Oggi, quando il danno ormai è stato fatto, la sorpresa. La Consulta ha evidenziato la violazione dell’art. 119 della Costituzione ovvero il principio di autonomia finanziaria di entrate e di spese di comuni, province, città metropolitane e regioni.
Significativo, quindi, come i Giudici Costituzionali affrontino un tema – quello dell’effettiva autonomia degli enti locali – sempre più spesso evocato dai Piccoli Comuni italiani e che, pur essendo riconosciuta dalla nostra Costituzione, è ormai sistematicamente calpestata dai Governi centrali.
La Corte, inoltre, ha chiarito che le politiche statali di riduzione della spesa pubblica possono incidere anche sull’autonomia finanziaria degli enti territoriali, ma che tale incidenza deve essere mitigata attraverso l’effettivo coinvolgimento degli enti nella fase di distribuzione del sacrificio e nella decisione sulle relative dimensioni quantitative.
In ogni caso, secondo la Corte, il sacrificio “non può essere tale da rendere impossibile lo svolgimento delle funzioni degli enti in questione” e il relativo decreto ministeriale che determina il riparto delle risorse e le relative decurtazioni non può essere privo di termine poiché “un intervento di riduzione dei trasferimenti che avvenisse a uno stadio avanzato dell’esercizio finanziario – cosa poi effettivamente accaduta – comprometterebbe un aspetto essenziale dell’autonomia finanziaria degli enti locali, vale a dire la possibilità di elaborare correttamente il bilancio di previsione, attività che richiede la previa e tempestiva conoscenza delle entrate effettivamente a disposizione”.
Quante volte lo abbiamo sostenuto e denunciato?
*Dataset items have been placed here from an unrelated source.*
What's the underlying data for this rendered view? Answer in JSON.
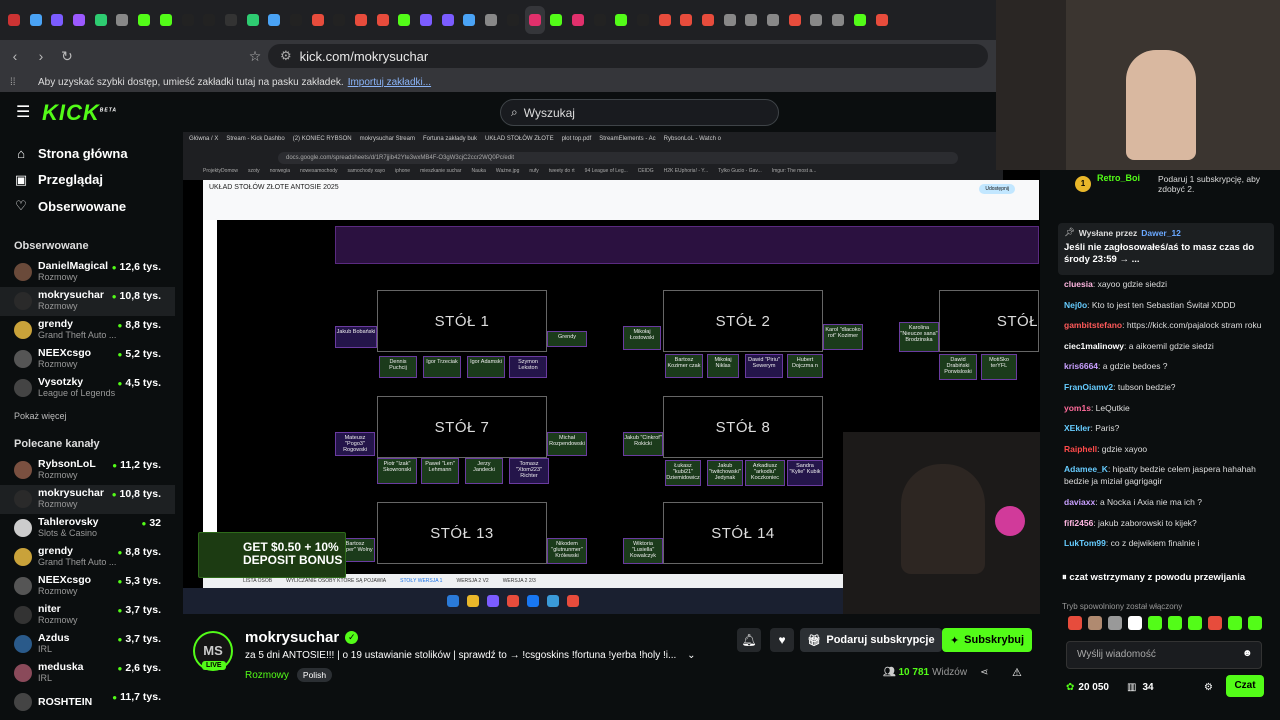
{
  "browser": {
    "url": "kick.com/mokrysuchar",
    "bookmarks_text": "Aby uzyskać szybki dostęp, umieść zakładki tutaj na pasku zakładek.",
    "bookmarks_link": "Importuj zakładki...",
    "tab_favicons": [
      "#c33",
      "#4aa3f5",
      "#7b5cff",
      "#9b59ff",
      "#2ecc71",
      "#888",
      "#53fc18",
      "#53fc18",
      "#222",
      "#222",
      "#333",
      "#2ecc71",
      "#4aa3f5",
      "#222",
      "#e74c3c",
      "#222",
      "#e74c3c",
      "#e74c3c",
      "#53fc18",
      "#7b5cff",
      "#7b5cff",
      "#4aa3f5",
      "#888",
      "#222",
      "#e1306c",
      "#53fc18",
      "#e1306c",
      "#222",
      "#53fc18",
      "#222",
      "#e74c3c",
      "#e74c3c",
      "#e74c3c",
      "#888",
      "#888",
      "#888",
      "#e74c3c",
      "#888",
      "#888",
      "#53fc18",
      "#e74c3c"
    ]
  },
  "header": {
    "logo": "KICK",
    "logo_badge": "BETA",
    "search_placeholder": "Wyszukaj"
  },
  "sidebar": {
    "nav": [
      {
        "icon": "⌂",
        "label": "Strona główna"
      },
      {
        "icon": "▣",
        "label": "Przeglądaj"
      },
      {
        "icon": "♡",
        "label": "Obserwowane"
      }
    ],
    "followed_title": "Obserwowane",
    "followed": [
      {
        "name": "DanielMagical",
        "category": "Rozmowy",
        "viewers": "12,6 tys.",
        "color": "#6a4a3a"
      },
      {
        "name": "mokrysuchar",
        "category": "Rozmowy",
        "viewers": "10,8 tys.",
        "color": "#2a2a2a"
      },
      {
        "name": "grendy",
        "category": "Grand Theft Auto ...",
        "viewers": "8,8 tys.",
        "color": "#c9a23a"
      },
      {
        "name": "NEEXcsgo",
        "category": "Rozmowy",
        "viewers": "5,2 tys.",
        "color": "#555"
      },
      {
        "name": "Vysotzky",
        "category": "League of Legends",
        "viewers": "4,5 tys.",
        "color": "#444"
      }
    ],
    "show_more": "Pokaż więcej",
    "recommended_title": "Polecane kanały",
    "recommended": [
      {
        "name": "RybsonLoL",
        "category": "Rozmowy",
        "viewers": "11,2 tys.",
        "color": "#7a5040"
      },
      {
        "name": "mokrysuchar",
        "category": "Rozmowy",
        "viewers": "10,8 tys.",
        "color": "#2a2a2a"
      },
      {
        "name": "Tahlerovsky",
        "category": "Slots & Casino",
        "viewers": "32",
        "color": "#ccc"
      },
      {
        "name": "grendy",
        "category": "Grand Theft Auto ...",
        "viewers": "8,8 tys.",
        "color": "#c9a23a"
      },
      {
        "name": "NEEXcsgo",
        "category": "Rozmowy",
        "viewers": "5,3 tys.",
        "color": "#555"
      },
      {
        "name": "niter",
        "category": "Rozmowy",
        "viewers": "3,7 tys.",
        "color": "#333"
      },
      {
        "name": "Azdus",
        "category": "IRL",
        "viewers": "3,7 tys.",
        "color": "#2a5a8a"
      },
      {
        "name": "meduska",
        "category": "IRL",
        "viewers": "2,6 tys.",
        "color": "#8a4a5a"
      },
      {
        "name": "ROSHTEIN",
        "category": "",
        "viewers": "11,7 tys.",
        "color": "#444"
      }
    ]
  },
  "player": {
    "inner_tabs": [
      "Główna / X",
      "Stream - Kick Dashbo",
      "(2) KONIEC RYBSON",
      "mokrysuchar Stream",
      "Fortuna zakłady buk",
      "UKŁAD STOŁÓW ZŁOTE",
      "plot top.pdf",
      "StreamElements - Ac",
      "RybsonLoL - Watch o"
    ],
    "inner_url": "docs.google.com/spreadsheets/d/1R7jjib42Yte3wxMB4F-O3gW3cjC2ccr2WQ0Pc/edit",
    "inner_bookmarks": [
      "ProjektyDomow",
      "szoty",
      "norwegia",
      "nowesamochody",
      "samochody xayo",
      "iphone",
      "mieszkanie suchar",
      "Nauka",
      "Ważne.jpg",
      "nufy",
      "tweety do rt",
      "94 League of Leg...",
      "CEIDG",
      "H2K EUphoria! - Y...",
      "Tylko Gucio - Gav...",
      "Imgur: The most a..."
    ],
    "sheet_title": "UKŁAD STOŁÓW ZŁOTE ANTOSIE 2025",
    "share_label": "Udostępnij",
    "tables": [
      {
        "label": "STÓŁ 1"
      },
      {
        "label": "STÓŁ 2"
      },
      {
        "label": "STÓŁ"
      },
      {
        "label": "STÓŁ 7"
      },
      {
        "label": "STÓŁ 8"
      },
      {
        "label": "STÓŁ 13"
      },
      {
        "label": "STÓŁ 14"
      }
    ],
    "names": [
      "Jakub Bobański",
      "Grendy",
      "Dennis Puchcij",
      "Igor Trzeciak",
      "Igor Adamski",
      "Szymon Lekston",
      "Mikołaj Łostowski",
      "Karol \"dlacoko rot\" Kozimer",
      "Bartosz Kozimer czak",
      "Mikołaj Niklas",
      "Dawid \"Piriu\" Sewerym",
      "Hubert Dojczma n",
      "Karolina \"Nieucze sana\" Brodzinska",
      "Dawid Drabiński Porwisloski",
      "MotiSko terYFL",
      "Mateusz \"Pogo3\" Rogowski",
      "Michał Rozpendowski",
      "Piotr \"Izak\" Skowronski",
      "Paweł \"Len\" Lehmann",
      "Jerzy Jandecki",
      "Tomasz \"Xtom223\" Richter",
      "Jakub \"Cinkrof\" Rokicki",
      "Łukasz \"kubi21\" Dziemidowicz",
      "Jakub \"twitchowski\" Jedynak",
      "Arkadiusz \"arkodiu\" Koczkoniec",
      "Sandra \"Kylie\" Kubik",
      "Bartosz \"Hyper\" Wolny",
      "Nikodem \"glutnunmer\" Królewski",
      "Wiktoria \"Lusiella\" Kowalczyk"
    ],
    "sheet_tabs": [
      "LISTA OSÓB",
      "WYLICZANIE OSOBY KTÓRE SĄ POJAWIA",
      "STOŁY WERSJA 1",
      "WERSJA 2 V2",
      "WERSJA 2 2/3"
    ],
    "deposit": "GET $0.50 + 10% DEPOSIT BONUS"
  },
  "stream": {
    "streamer_initials": "MS",
    "live": "LIVE",
    "streamer": "mokrysuchar",
    "title": "za 5 dni ANTOSIE!!! | o 19 ustawianie stolików | sprawdź to → !csgoskins !fortuna !yerba !holy !i...",
    "category": "Rozmowy",
    "tag": "Polish",
    "gift_subs": "Podaruj subskrypcje",
    "subscribe": "Subskrybuj",
    "viewers": "10 781",
    "viewers_label": "Widzów"
  },
  "chat": {
    "top_user": "Retro_Boi",
    "top_user_badge": "1",
    "gift_prompt": "Podaruj 1 subskrypcję, aby zdobyć 2.",
    "pinned_by": "Wysłane przez",
    "pinned_user": "Dawer_12",
    "pinned_text": "Jeśli nie zagłosowałeś/aś to masz czas do środy 23:59 → ...",
    "messages": [
      {
        "user": "cluesia",
        "color": "#ffb6e1",
        "text": "xayoo gdzie siedzi"
      },
      {
        "user": "Nej0o",
        "color": "#6cf",
        "text": "Kto to jest ten Sebastian Świtał XDDD"
      },
      {
        "user": "gambitstefano",
        "color": "#ff5a5a",
        "text": "https://kick.com/pajalock stram roku"
      },
      {
        "user": "ciec1malinowy",
        "color": "#fff",
        "text": "a aikoemil gdzie siedzi"
      },
      {
        "user": "kris6664",
        "color": "#c9a0ff",
        "text": "a gdzie bedoes ?"
      },
      {
        "user": "FranOiamv2",
        "color": "#6cf",
        "text": "tubson bedzie?"
      },
      {
        "user": "yom1s",
        "color": "#ff6b9a",
        "text": "LeQutkie"
      },
      {
        "user": "XEkler",
        "color": "#6cf",
        "text": "Paris?"
      },
      {
        "user": "Raiphell",
        "color": "#ff4a4a",
        "text": "gdzie xayoo"
      },
      {
        "user": "Adamee_K",
        "color": "#6cf",
        "text": "hipatty bedzie celem jaspera hahahah bedzie ja miział gagrigagir"
      },
      {
        "user": "daviaxx",
        "color": "#c9a0ff",
        "text": "a Nocka i Axia nie ma ich ?"
      },
      {
        "user": "fifi2456",
        "color": "#ffb6e1",
        "text": "jakub zaborowski to kijek?"
      },
      {
        "user": "LukTom99",
        "color": "#6cf",
        "text": "co z dejwikiem finalnie i"
      }
    ],
    "paused": "czat wstrzymany z powodu przewijania",
    "slow_mode": "Tryb spowolniony został włączony",
    "input_placeholder": "Wyślij wiadomość",
    "points": "20 050",
    "gifts": "34",
    "send": "Czat"
  }
}
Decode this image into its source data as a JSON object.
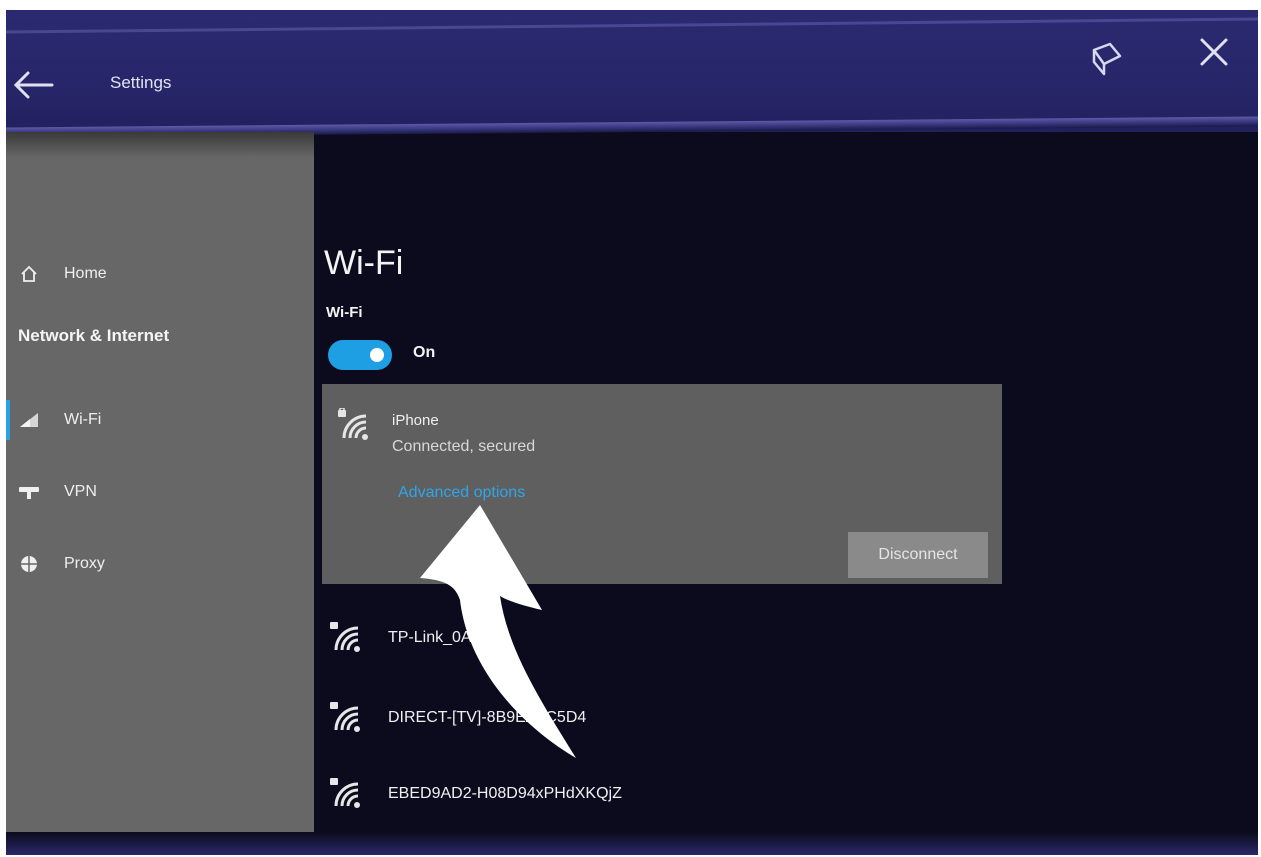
{
  "window": {
    "title": "Settings"
  },
  "sidebar": {
    "home_label": "Home",
    "section_label": "Network & Internet",
    "items": [
      {
        "label": "Wi-Fi",
        "icon": "wifi-signal-icon",
        "active": true
      },
      {
        "label": "VPN",
        "icon": "vpn-icon",
        "active": false
      },
      {
        "label": "Proxy",
        "icon": "globe-icon",
        "active": false
      }
    ]
  },
  "main": {
    "page_title": "Wi-Fi",
    "wifi_label": "Wi-Fi",
    "toggle_state": "On",
    "connected_network": {
      "name": "iPhone",
      "status": "Connected, secured",
      "advanced_link": "Advanced options",
      "disconnect_label": "Disconnect"
    },
    "networks": [
      {
        "name": "TP-Link_0AF4"
      },
      {
        "name": "DIRECT-[TV]-8B9EA0C5D4"
      },
      {
        "name": "EBED9AD2-H08D94xPHdXKQjZ"
      }
    ]
  },
  "colors": {
    "accent": "#1f9fe3",
    "link": "#2fa5ea",
    "titlebar": "#27266a",
    "sidebar": "#676767",
    "content_bg": "#0c0b1e"
  }
}
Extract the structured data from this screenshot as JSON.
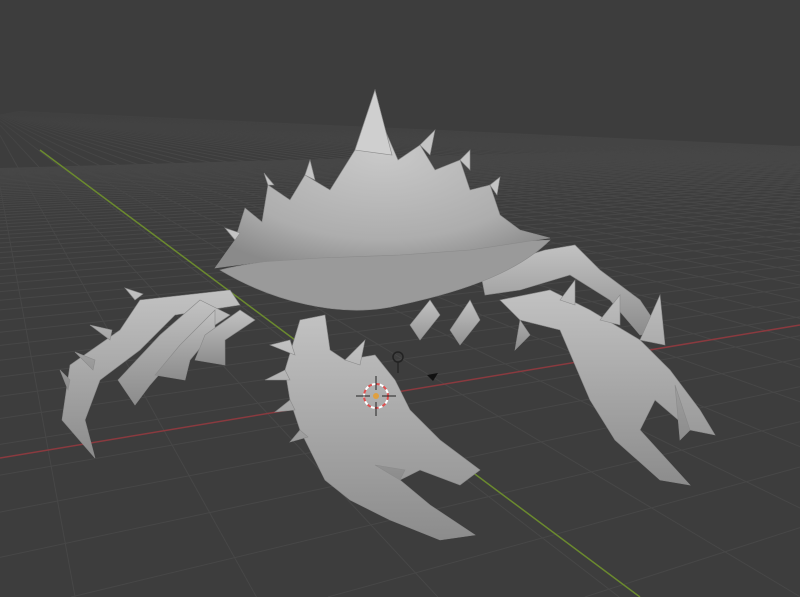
{
  "viewport": {
    "mode": "3D Viewport",
    "colors": {
      "background": "#3d3d3d",
      "grid": "#474747",
      "x_axis": "#8a3a3f",
      "y_axis": "#6b8a2e",
      "mesh": "#b4b4b4",
      "mesh_shadow": "#7e7e7e",
      "cursor_red": "#e05050",
      "cursor_white": "#ffffff"
    },
    "objects": [
      {
        "name": "crab-mesh",
        "icon": "mesh-object"
      },
      {
        "name": "3d-cursor",
        "icon": "crosshair-cursor-icon"
      },
      {
        "name": "light",
        "icon": "light-icon"
      },
      {
        "name": "camera",
        "icon": "camera-icon"
      }
    ]
  }
}
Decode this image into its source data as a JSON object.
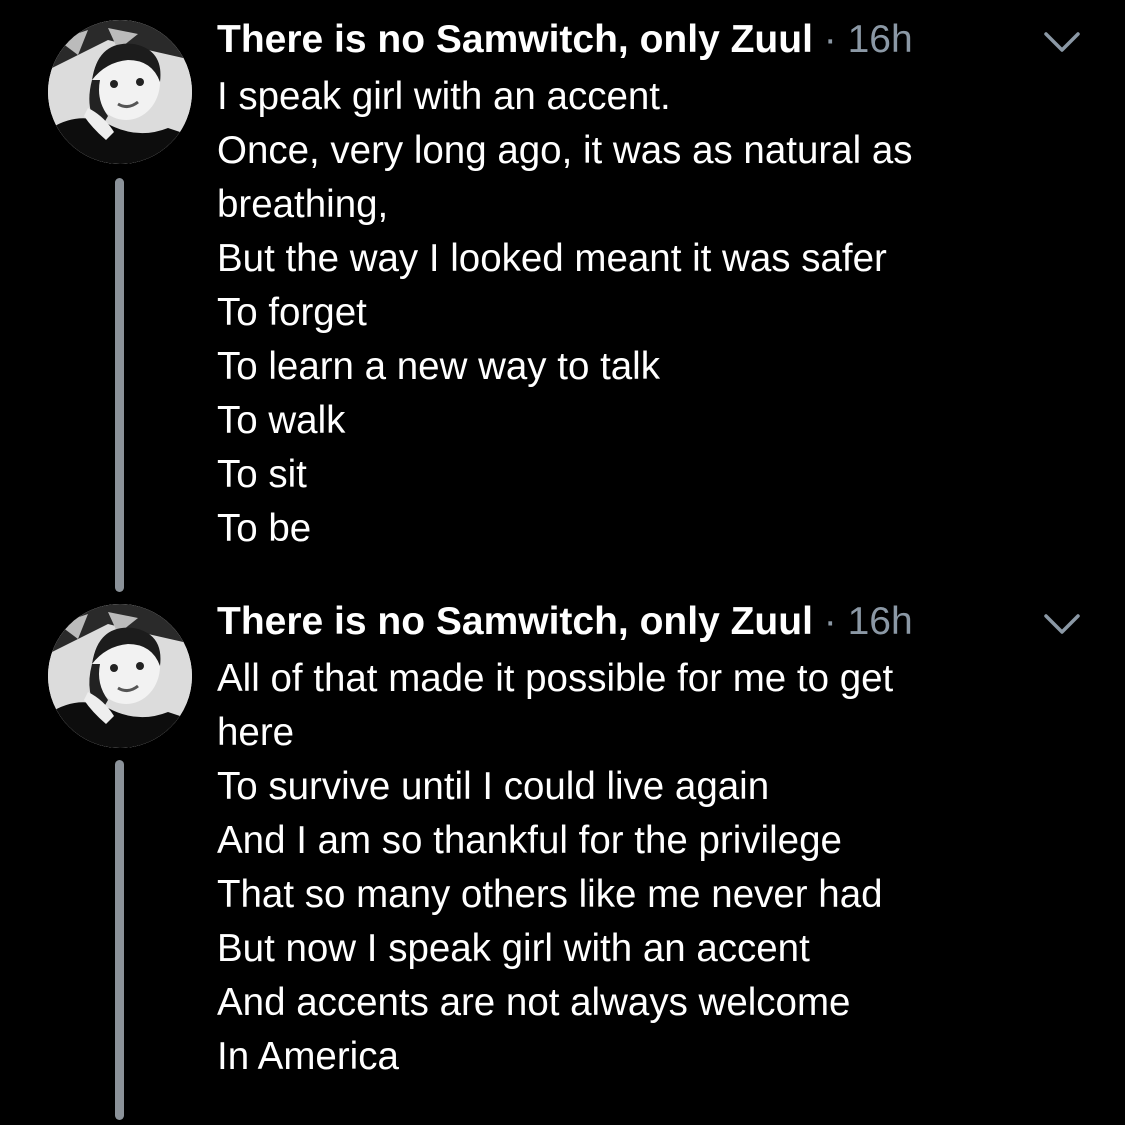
{
  "colors": {
    "background": "#000000",
    "text": "#ffffff",
    "meta": "#8b98a5",
    "thread_line": "#8b9299"
  },
  "tweets": [
    {
      "display_name": "There is no Samwitch, only Zuul",
      "separator": "·",
      "time": "16h",
      "menu_icon": "chevron-down-icon",
      "lines": [
        "I speak girl with an accent.",
        "Once, very long ago, it was as natural as",
        "breathing,",
        "But the way I looked meant it was safer",
        "To forget",
        "To learn a new way to talk",
        "To walk",
        "To sit",
        "To be"
      ]
    },
    {
      "display_name": "There is no Samwitch, only Zuul",
      "separator": "·",
      "time": "16h",
      "menu_icon": "chevron-down-icon",
      "lines": [
        "All of that made it possible for me to get",
        "here",
        "To survive until I could live again",
        "And I am so thankful for the privilege",
        "That so many others like me never had",
        "But now I speak girl with an accent",
        "And accents are not always welcome",
        "In America"
      ]
    }
  ]
}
Quante volte abbiamo richiamato l’ANCI (fino ad essere costretti ad uscirne), i Prefetti, i partiti ed il Governo ad interrompere questo saccheggio legalizzato ai danni dei nostri poveri Comuni? Quante volte le nostre proteste sono rimaste inascoltate o persino derise? È antipatico da dire, ma avevamo ragione.
Ed ora che succede? Niente.
In questa Italietta, se un Sindaco di un Piccolo comune sbaglia due delibere si deve difendere a sue spese in tribunale. Ma professoroni e politicanti (la Fornero insegna) non pagano mai. E neanche chiedono scusa per le loro politiche criminali ed anticostituzionali. Figuriamoci.
Il maltolto, quindi, non sarà restituito ai Comuni italiani ed ai loro cittadini.
Ma, nonostante il mio pessimismo, la sentenza potrebbe essere utile ed importante lo stesso. Se grazie ad essa, molti più sindaci, amministratori locali e cittadini prendessero finalmente coscienza di quello che sta accadendo nel nostro Belpaese, ad incaricarci di certe battaglie e a protestare chiudendo i Comuni “per tagli” potremmo essere sempre di più. E, a quel punto, tutto potrebbe succedere.